Cependant, laisser croire qu’il y a eu malhonnêteté de la part du Conseil administratif ou d’un de ses membres relève d’une basse manœuvre qui n’a rien à voir avec la réalité du dossier.

Les estimations de la valeur du bâtiment constituent une source inépuisable de polémiques. Ne s’agit-il pas pourtant d’une question surtout technique?

La polémique sur le prix de l’immeuble trouve sa source dans le montant du prix de la prétendue vente précédente, 16 millions de francs. Or, il ne s’agissait pas d’une véritable vente mais d’un prix convenu lors d’une fusion entre deux identités bancaires. Une sous-estimation de la valeur vénale du bâtiment apportait un gain au plan fiscal, que cet avantage ait été voulu ou obtenu par erreur.

De son coté, la ville a commandé une expertise à un bureau connu de la place qui a évalué le bâtiment à 26 millions. Notons que l’expertise commanditée ultérieurement par le contrôle financier arrive à une évaluation de 27,2 millions plus ou moins 10%. Ainsi la négociation finale à 30 millions reste à hauteur de ces expertises. Enfin, l’Etat a été amené à préciser que le prix négocié par la ville n’était pas exagéré.

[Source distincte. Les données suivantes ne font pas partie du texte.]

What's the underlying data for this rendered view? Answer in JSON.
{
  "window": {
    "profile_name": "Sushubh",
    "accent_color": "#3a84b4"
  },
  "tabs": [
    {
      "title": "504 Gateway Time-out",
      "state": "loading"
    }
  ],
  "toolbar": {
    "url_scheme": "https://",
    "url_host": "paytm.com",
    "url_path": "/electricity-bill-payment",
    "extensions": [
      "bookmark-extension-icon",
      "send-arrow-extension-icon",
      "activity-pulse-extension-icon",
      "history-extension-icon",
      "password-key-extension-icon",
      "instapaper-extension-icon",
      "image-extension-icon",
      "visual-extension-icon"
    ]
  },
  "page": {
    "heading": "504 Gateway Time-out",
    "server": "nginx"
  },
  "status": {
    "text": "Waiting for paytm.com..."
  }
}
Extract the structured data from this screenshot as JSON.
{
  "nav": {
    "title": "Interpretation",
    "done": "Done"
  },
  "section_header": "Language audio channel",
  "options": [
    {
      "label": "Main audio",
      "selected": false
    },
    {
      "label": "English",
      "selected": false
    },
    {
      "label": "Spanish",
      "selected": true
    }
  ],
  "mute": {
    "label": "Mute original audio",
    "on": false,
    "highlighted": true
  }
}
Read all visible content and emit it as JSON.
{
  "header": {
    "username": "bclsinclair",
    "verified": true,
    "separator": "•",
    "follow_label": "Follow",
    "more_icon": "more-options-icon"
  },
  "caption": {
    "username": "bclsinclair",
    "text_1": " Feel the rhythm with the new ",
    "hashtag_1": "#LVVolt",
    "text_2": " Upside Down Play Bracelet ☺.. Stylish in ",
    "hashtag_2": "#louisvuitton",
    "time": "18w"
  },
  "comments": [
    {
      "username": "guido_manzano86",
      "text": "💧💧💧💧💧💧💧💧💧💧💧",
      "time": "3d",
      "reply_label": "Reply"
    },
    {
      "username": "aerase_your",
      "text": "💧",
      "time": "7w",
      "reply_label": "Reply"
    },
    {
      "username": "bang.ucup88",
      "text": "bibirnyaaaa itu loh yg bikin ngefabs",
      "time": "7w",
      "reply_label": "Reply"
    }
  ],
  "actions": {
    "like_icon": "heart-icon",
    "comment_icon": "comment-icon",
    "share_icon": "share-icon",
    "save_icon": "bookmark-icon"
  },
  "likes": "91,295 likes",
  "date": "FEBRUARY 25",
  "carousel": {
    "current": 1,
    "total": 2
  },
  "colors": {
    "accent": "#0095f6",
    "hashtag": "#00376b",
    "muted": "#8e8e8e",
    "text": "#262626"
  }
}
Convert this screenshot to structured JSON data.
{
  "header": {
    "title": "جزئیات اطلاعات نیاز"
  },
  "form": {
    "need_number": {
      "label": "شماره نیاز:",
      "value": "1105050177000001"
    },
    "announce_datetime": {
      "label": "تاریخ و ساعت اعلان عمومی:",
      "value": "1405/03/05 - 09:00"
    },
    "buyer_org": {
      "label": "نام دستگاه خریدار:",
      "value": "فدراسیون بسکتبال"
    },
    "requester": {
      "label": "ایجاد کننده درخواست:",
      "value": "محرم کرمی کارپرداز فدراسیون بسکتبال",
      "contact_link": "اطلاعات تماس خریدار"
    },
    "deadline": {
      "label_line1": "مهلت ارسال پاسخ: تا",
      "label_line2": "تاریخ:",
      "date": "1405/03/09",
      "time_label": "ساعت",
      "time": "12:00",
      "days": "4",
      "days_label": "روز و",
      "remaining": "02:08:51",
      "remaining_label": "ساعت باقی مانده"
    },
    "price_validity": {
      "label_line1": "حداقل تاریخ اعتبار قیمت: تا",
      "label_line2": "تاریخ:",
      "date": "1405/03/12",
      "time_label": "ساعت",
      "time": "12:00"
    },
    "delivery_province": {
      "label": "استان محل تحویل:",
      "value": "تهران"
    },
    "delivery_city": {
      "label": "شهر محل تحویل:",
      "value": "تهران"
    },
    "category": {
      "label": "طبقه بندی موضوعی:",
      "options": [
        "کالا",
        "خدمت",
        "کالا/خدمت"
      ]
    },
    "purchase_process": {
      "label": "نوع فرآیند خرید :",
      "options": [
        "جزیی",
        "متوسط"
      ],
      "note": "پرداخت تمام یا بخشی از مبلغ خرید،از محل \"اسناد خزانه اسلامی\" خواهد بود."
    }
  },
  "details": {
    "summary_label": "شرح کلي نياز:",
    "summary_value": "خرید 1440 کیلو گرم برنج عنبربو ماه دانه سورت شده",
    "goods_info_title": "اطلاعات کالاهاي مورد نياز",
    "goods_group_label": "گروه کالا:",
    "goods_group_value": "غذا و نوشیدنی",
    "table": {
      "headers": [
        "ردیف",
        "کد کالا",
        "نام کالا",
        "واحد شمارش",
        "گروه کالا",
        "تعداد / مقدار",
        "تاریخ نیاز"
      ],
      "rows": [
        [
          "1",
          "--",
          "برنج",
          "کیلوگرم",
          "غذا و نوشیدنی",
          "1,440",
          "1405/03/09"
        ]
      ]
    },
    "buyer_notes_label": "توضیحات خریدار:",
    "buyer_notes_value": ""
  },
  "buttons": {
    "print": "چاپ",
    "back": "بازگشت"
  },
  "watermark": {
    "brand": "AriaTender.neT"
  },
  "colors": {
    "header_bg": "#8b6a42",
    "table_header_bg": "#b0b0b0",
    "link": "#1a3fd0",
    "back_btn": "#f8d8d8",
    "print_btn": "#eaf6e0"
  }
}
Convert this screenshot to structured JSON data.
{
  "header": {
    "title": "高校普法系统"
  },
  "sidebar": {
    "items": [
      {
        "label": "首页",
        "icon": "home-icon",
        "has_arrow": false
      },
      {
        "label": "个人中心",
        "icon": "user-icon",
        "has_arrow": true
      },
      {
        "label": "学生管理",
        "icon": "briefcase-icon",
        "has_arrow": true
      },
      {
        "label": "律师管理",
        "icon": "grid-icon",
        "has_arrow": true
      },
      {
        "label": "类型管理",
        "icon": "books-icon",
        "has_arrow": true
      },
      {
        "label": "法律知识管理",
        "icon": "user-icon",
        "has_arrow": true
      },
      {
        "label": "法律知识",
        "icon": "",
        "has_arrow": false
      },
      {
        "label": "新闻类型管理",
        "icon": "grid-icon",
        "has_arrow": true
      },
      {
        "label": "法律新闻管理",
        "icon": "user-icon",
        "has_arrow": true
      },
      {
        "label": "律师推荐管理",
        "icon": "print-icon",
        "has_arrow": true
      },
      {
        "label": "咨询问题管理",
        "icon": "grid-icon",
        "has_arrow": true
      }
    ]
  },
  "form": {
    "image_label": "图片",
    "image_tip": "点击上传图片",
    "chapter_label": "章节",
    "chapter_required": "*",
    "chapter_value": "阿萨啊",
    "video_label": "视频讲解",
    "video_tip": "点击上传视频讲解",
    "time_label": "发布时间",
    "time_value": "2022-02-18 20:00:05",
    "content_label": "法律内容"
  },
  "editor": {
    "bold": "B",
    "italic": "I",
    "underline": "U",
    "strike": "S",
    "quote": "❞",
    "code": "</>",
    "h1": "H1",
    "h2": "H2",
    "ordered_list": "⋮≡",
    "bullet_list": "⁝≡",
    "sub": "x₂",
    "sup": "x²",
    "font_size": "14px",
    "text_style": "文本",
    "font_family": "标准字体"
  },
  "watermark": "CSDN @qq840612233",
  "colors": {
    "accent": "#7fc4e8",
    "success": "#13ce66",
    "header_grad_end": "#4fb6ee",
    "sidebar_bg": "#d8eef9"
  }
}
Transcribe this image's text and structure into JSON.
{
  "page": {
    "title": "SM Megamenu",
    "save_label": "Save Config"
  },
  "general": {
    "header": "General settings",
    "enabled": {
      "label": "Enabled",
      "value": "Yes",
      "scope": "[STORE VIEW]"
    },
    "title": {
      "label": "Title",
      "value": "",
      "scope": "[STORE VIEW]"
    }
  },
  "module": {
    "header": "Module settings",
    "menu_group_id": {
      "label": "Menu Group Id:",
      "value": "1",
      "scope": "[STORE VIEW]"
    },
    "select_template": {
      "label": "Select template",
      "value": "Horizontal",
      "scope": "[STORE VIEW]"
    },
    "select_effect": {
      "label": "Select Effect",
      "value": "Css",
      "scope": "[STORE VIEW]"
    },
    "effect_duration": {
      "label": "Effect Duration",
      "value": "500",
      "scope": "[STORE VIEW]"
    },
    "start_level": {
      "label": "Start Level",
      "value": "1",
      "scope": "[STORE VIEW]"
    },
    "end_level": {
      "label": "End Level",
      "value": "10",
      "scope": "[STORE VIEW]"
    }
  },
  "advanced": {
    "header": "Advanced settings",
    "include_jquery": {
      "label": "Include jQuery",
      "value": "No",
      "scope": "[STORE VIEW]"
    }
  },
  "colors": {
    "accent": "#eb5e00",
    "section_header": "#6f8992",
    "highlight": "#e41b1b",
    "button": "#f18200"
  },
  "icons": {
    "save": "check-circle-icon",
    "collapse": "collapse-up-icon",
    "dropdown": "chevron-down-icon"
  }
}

Toutes les informations concernant cette affaire sont connues, en particulier du monde politique, depuis plus d’une année. Comment expliques-tu le déclenchement, il y a quelques semaines, de ce que tout le monde appelle maintenant le scandale de la rue du Stand?

Tout le monde possédait les informations essentielles de ce dossier depuis plus d’une année, notamment les membres du Conseil municipal. Or, le rapport d’audit du contrôle financier municipal a été remis, il y a seulement quelques semaines, à la commission des finances, soit juste après l’échec des deux listes de l’Alliance de gauche à l’élection au Grand conseil et au début de la campagne pour l’élection au Conseil d’Etat. La campagne médiatique, avec quantité de chiffres faux ou gonflés, de déformations et de médisances, visait manifestement à écraser la gauche de la gauche et à affaiblir l’ensemble de l’alternative. Certains représentants de la droite ont su habilement créer une avalanche médiatique et créer une polémique disproportionnée avec les données réelles de ce dossier.

Tu es accusé d’avoir acheté un mobilier luxueux à grand prix pour t’y installer personnellement.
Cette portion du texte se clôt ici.